The saga of deciphering our genome is coming to an end. “It took twenty-five to thirty years to achieve this”, notes Philippe Froguel, professor of genetics at the University of Lille and Imperial College London. On March 31, in fact, the magazine Science published six major articles: a consortium of American researchers announced that they had succeeded in reading the hitherto unexplored regions of our DNA. “Be, in size, the equivalent of a small chromosome”, specifies Philippe Froguel. Only the male Y chromosome will remain, which is not part of this corpus.
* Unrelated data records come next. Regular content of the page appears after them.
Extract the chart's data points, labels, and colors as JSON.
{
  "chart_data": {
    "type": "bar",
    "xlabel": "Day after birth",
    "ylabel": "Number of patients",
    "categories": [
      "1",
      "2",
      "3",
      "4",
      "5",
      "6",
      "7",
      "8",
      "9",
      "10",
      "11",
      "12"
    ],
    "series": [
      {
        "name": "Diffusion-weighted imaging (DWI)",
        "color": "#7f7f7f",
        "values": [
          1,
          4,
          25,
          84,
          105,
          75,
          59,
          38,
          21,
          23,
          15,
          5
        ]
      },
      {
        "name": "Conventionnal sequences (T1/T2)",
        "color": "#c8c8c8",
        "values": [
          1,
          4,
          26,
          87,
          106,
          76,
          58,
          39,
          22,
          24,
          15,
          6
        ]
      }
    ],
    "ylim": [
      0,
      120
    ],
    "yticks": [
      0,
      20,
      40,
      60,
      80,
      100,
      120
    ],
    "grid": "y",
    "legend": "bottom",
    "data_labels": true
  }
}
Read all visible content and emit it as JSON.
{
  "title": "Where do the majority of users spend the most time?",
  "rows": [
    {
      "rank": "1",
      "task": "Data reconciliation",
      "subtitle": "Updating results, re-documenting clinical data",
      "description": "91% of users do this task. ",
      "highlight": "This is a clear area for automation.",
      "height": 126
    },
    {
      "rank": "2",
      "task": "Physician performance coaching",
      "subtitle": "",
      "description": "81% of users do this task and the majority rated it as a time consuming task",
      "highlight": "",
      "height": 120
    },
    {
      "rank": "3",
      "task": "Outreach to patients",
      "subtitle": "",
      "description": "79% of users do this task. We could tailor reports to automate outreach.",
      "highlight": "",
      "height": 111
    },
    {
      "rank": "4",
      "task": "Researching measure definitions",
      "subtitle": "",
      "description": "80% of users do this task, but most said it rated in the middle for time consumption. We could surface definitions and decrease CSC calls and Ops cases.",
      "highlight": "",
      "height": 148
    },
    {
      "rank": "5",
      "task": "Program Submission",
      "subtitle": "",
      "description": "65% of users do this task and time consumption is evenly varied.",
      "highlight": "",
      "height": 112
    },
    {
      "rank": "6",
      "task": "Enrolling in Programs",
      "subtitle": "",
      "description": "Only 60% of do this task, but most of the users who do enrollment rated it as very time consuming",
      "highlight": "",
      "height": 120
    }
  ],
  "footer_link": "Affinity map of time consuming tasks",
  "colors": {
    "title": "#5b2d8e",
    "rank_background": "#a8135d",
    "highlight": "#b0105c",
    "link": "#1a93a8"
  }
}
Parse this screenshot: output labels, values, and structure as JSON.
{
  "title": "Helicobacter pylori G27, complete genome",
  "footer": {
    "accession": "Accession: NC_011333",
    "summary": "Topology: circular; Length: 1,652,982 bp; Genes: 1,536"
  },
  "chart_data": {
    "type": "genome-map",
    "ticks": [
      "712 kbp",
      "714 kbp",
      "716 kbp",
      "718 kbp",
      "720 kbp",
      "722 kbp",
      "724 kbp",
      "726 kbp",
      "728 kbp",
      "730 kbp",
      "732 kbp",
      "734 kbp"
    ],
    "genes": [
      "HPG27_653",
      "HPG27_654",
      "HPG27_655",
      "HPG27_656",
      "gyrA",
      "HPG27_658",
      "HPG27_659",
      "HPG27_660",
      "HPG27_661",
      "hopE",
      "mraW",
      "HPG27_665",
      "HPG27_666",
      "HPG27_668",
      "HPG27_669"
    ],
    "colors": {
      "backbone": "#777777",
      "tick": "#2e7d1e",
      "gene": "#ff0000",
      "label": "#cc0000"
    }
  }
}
It all started on February 16, 2001. On that day, magazines Nature and Science publish, each on its own, the “big book” of the human genome. A feat at the exorbitant cost of 3 billion dollars, hailed all around the globe, which marks the accomplishment of more than ten years of effort, uniting the forces of more than a hundred academic researchers around the world – the firm private company Celera Genomics having also entered the race. Thanks to which the researchers had deciphered the sequence of some 3 billion “chemical letters” etched in our DNA.
Except that this original edition remained a draft, riddled with errors and dotted with blanks. Between 2001 and today, 38 editions of “reference human genome” will be published in turn. So many updates which, little by little, made it possible to correct errors and fill in gaps. But now, 8% of our genome remained unreadable. For two reasons: these nebulous pages are ultra-coiled and covered with ultra-repeated words. 90% of them are found in the centromeres (in the center of our chromosomes). The rest is nestled in the telomeres (at the ends of our chromosomes) or scattered throughout the genome.
“ancestral patterns”
Thanks to a new sequencing method, this ultra-repeated DNA could be read by the Telomere-to-Telomere (T2T) consortium, created three years ago. Partly funded by the American Institutes of Health (NIH), it involves 33 institutions and universities, mainly in the United States. As always for a reference genome, the T2T consortium focused on the sequencing of a single human genome: here, a cell line from a non-viable human embryo, called a “hydatidiform mole”.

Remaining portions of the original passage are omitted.